Office market outlook turns somber
Source: Knight Frank Research
ANNEXURE – 4
Residential Market Outlook: Launches, Sales and Prices
• Even with the rising COVID infections since March 2021, the share of respondents that expect the residential market to grow or remain steady in the next six months is more than 80%, across parameters of launches, sales and prices.

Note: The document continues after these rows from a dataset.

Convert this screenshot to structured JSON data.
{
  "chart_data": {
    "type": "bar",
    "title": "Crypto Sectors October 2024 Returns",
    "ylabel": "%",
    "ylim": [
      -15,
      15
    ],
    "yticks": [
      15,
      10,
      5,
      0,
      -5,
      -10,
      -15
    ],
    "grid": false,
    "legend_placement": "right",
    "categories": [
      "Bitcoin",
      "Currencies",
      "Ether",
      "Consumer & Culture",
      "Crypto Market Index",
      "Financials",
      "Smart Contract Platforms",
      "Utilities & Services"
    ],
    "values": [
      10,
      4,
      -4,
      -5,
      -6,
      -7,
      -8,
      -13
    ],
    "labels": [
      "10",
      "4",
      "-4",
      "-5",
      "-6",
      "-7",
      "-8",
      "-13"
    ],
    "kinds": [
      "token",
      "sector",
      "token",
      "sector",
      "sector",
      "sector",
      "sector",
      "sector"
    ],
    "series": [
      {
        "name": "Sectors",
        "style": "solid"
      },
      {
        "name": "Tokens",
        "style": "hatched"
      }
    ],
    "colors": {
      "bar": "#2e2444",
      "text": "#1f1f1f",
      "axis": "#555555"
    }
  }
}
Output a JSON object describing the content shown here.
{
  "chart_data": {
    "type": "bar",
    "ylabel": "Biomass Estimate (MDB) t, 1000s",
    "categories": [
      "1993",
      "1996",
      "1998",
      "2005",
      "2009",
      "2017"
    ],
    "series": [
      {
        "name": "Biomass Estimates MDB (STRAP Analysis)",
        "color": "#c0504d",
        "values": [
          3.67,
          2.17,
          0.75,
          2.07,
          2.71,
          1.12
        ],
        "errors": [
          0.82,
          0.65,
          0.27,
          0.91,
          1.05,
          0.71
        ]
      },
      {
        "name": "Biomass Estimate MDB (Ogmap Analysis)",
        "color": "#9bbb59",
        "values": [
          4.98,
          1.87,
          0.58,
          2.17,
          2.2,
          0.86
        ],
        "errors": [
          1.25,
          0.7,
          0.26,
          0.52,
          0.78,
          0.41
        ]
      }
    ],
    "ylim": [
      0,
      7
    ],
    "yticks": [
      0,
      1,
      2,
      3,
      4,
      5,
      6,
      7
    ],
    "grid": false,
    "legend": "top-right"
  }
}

• In Q1 2021, 65% of the survey respondents were of the opinion that residential launches will increase in the next six months. 26% respondents felt that new project launches would remain the same in the coming six months.
• On the demand front, 64% of the Q1 2021 survey respondents expect an increase in sales activity over the next six months. The share of respondents who expected the sales activity to continue at the same pace over the next six months jumped from 13% in Q4 2020 to 23% in Q1 2021.
• With regards to residential prices, 48% of the Q1 2020 survey respondents – up from 38% in Q4 2020 – believe that prices will increase over the next six months, while 43% were of the opinion that prices would remain the same.